“The more you know about yourself, about what you want to do; the less you’re disappointed with yourself.”
– Bob Harris, Lost In Translation
It’s funny that I downloaded this film in 2009, tried to watch once in 2011; at that time, I had just watched 30 minutes and then I had something to do, I dropped it with the thought that I would continue to watch it so soon. I didn’t know that I dropped it until now – 4 years later. I dropped it so long that I forgot what I had watched in first 30 minutes and I have to rewatch all again. I don’t know it’s good thing or bad thing for me to understand most of Japanese dialouge in this film. If I watched this film 4 years ago, maybe I couldn’t understand what Japanese said and it would really made me feel lost in translation like them (because there’s no subtitle for Japanese conversations in this film). But since I watch this film now and can understand most of what Japanese say, I can’t really have the same feeling like them. I can understand their feeling when they go to another country, listen to the language they can’t understand but I imagine that it’s more interesting for me to watch this film if I can’t understand Japanese like them.
But understanding Japanese in this film is also somehow interesting.
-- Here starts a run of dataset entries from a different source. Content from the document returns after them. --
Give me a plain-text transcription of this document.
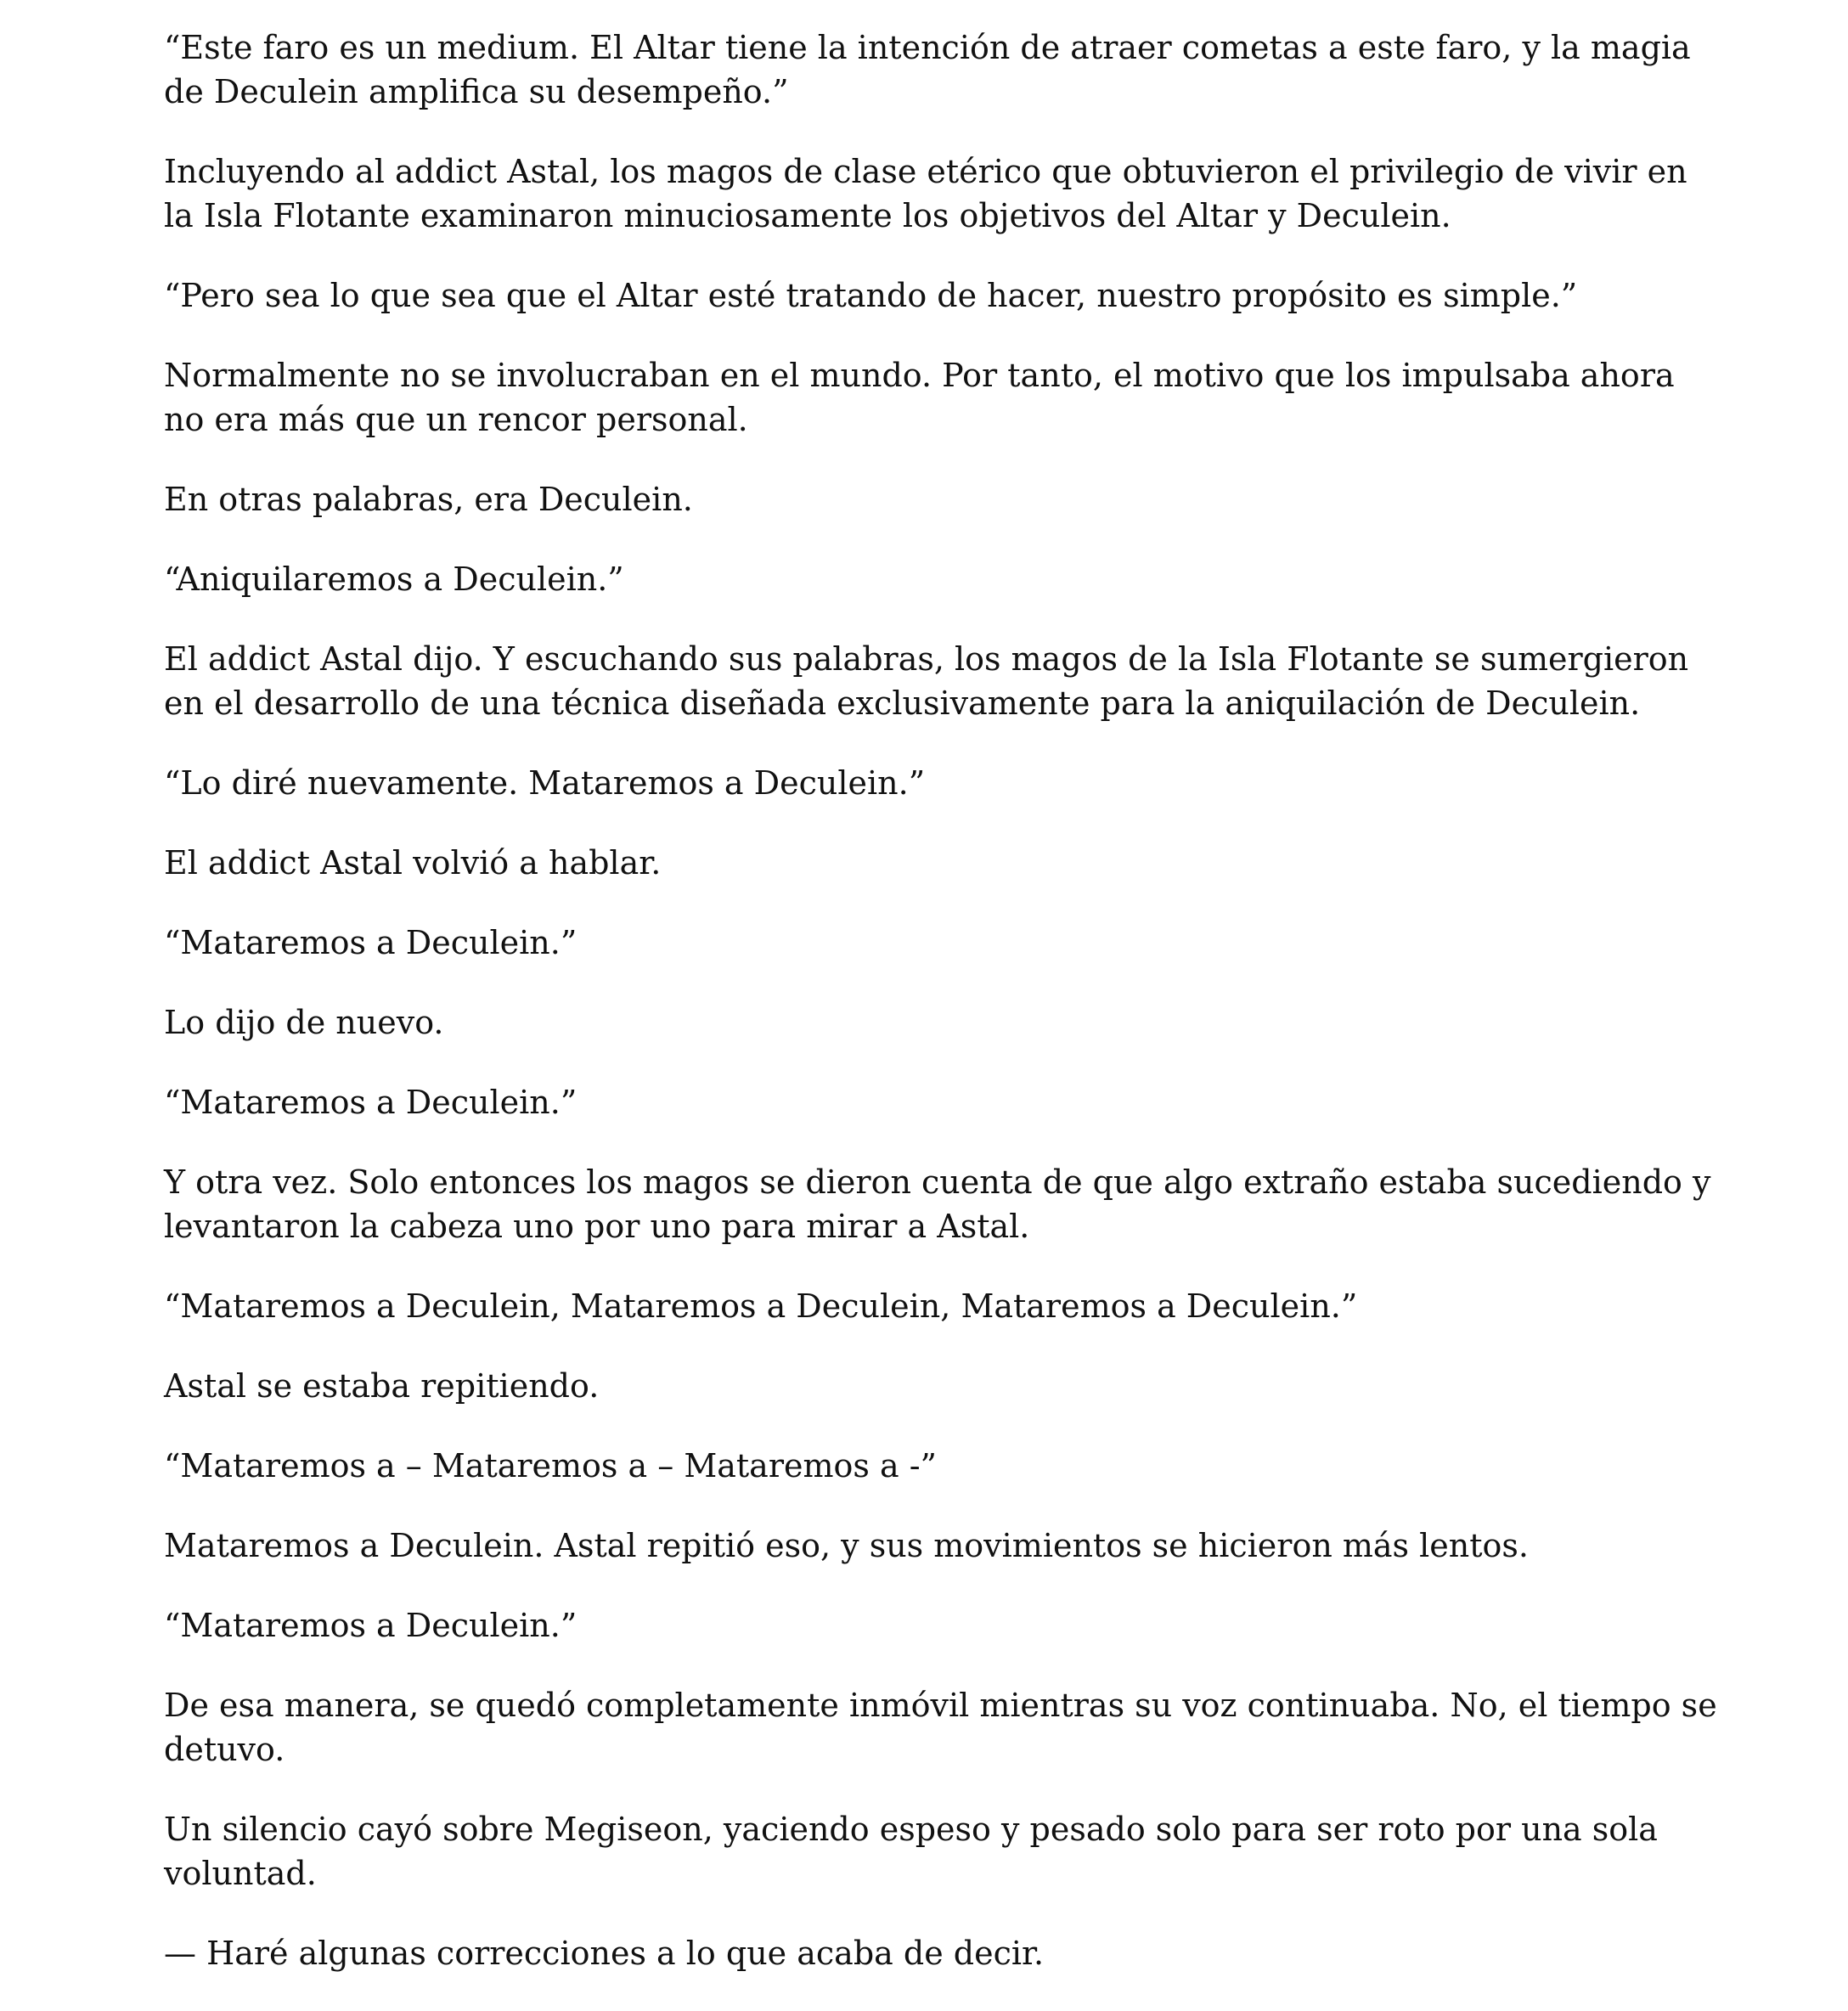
“Este faro es un medium. El Altar tiene la intención de atraer cometas a este faro, y la magia de Deculein amplifica su desempeño.”

Incluyendo al addict Astal, los magos de clase etérico que obtuvieron el privilegio de vivir en la Isla Flotante examinaron minuciosamente los objetivos del Altar y Deculein.

“Pero sea lo que sea que el Altar esté tratando de hacer, nuestro propósito es simple.”

Normalmente no se involucraban en el mundo. Por tanto, el motivo que los impulsaba ahora no era más que un rencor personal.

En otras palabras, era Deculein.

“Aniquilaremos a Deculein.”

El addict Astal dijo. Y escuchando sus palabras, los magos de la Isla Flotante se sumergieron en el desarrollo de una técnica diseñada exclusivamente para la aniquilación de Deculein.

“Lo diré nuevamente. Mataremos a Deculein.”

El addict Astal volvió a hablar.

“Mataremos a Deculein.”

Lo dijo de nuevo.

“Mataremos a Deculein.”

Y otra vez. Solo entonces los magos se dieron cuenta de que algo extraño estaba sucediendo y levantaron la cabeza uno por uno para mirar a Astal.

“Mataremos a Deculein, Mataremos a Deculein, Mataremos a Deculein.”

Astal se estaba repitiendo.

“Mataremos a – Mataremos a – Mataremos a -”

Mataremos a Deculein. Astal repitió eso, y sus movimientos se hicieron más lentos.

“Mataremos a Deculein.”

De esa manera, se quedó completamente inmóvil mientras su voz continuaba. No, el tiempo se detuvo.

Un silencio cayó sobre Megiseon, yaciendo espeso y pesado solo para ser roto por una sola voluntad.

— Haré algunas correcciones a lo que acaba de decir.
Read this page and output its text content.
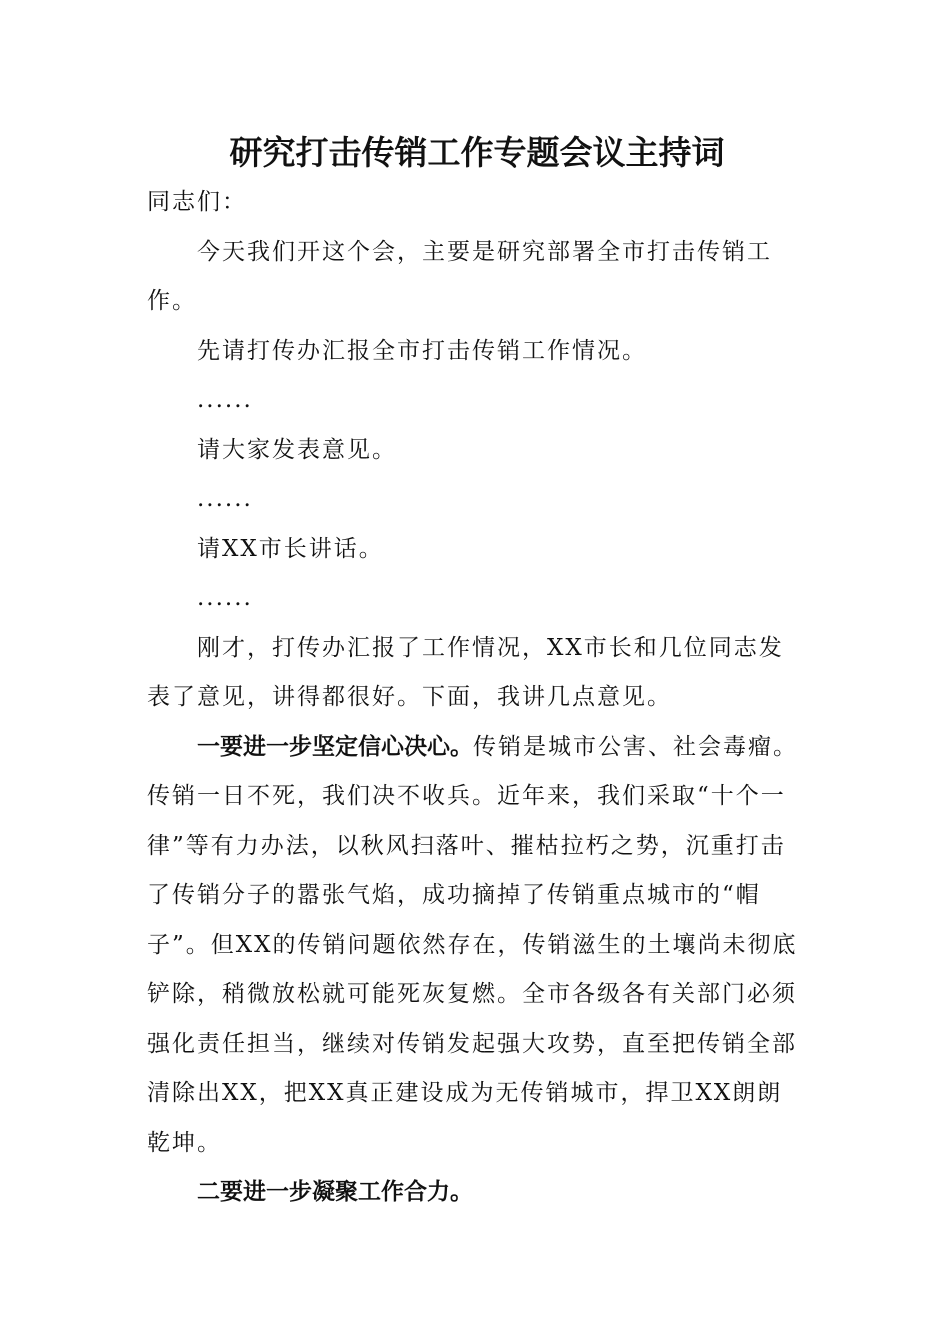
研究打击传销工作专题会议主持词

同志们：

今天我们开这个会，主要是研究部署全市打击传销工作。

先请打传办汇报全市打击传销工作情况。

......

请大家发表意见。

......

请XX市长讲话。

......

刚才，打传办汇报了工作情况，XX市长和几位同志发表了意见，讲得都很好。下面，我讲几点意见。

一要进一步坚定信心决心。传销是城市公害、社会毒瘤。传销一日不死，我们决不收兵。近年来，我们采取“十个一律”等有力办法，以秋风扫落叶、摧枯拉朽之势，沉重打击了传销分子的嚣张气焰，成功摘掉了传销重点城市的“帽子”。但XX的传销问题依然存在，传销滋生的土壤尚未彻底铲除，稍微放松就可能死灰复燃。全市各级各有关部门必须强化责任担当，继续对传销发起强大攻势，直至把传销全部清除出XX，把XX真正建设成为无传销城市，捍卫XX朗朗乾坤。

二要进一步凝聚工作合力。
In the scene the director said to Bod, he said: “Look to the camera gently with your feeling, the feeling like you meet your old friend…” And his translator just said: “Look to the camera.” He was so surprised, he said that: “Did he say just only that? But I think he talk more than that.”
In the scene Bob talked with old Japanese woman, that woman asked him: “How many years have you lived in Japanese?” Because he didn’t understand, she said: “Japan… upper… 何年(how many years)…?” The way she said “upper” with her hands to describe the meaning of “live” made me smile. Of course, he hadn’t still understood yet. And when she came back from foot test, she saw a teddy bear. I felt warm… Maybe it’s the only circumstance when they didn’t understand Japanese made me feel warm. In the other same circumstances, it just had a lost, lonely feeling.
I like the scene that Charlotte went to the temple, and she looked at the monks strangely. I understand her feeling. Sometimes, I want to believe in religion so much, whatever religion is okay, just want to have something to rely on. But I couldn’t. I can’t really believe in whatever religion. I just can like them or love them, and believing is totally different thing. Therefore, whenever I go to the temple, watching their activity, I always feel lost. I bowed my knees, I prayed too but somewhere in my mind, I couldn’t actually believe anything. So, I understand her feeling at that time. But in the other scene when the film nearly ends, she went to the temple again. This time, there was a Japanese traditional wedding ceremony. She looked at the bride and the groom with smile. That smile was beautiful. It’s a change. I love her smile. I love Charlotte’s smile. I love Scarlett’s smile. Her smile when she turned back to Bob because of hearing his calling. Her smile when she cried after all. Her smile was still sad but having a tiny light in that grey day. I totally agree with Roger Ebert about this idea: “I loved the way Bob and Charlotte didn’t solve their problems, but felt a little better anyway.”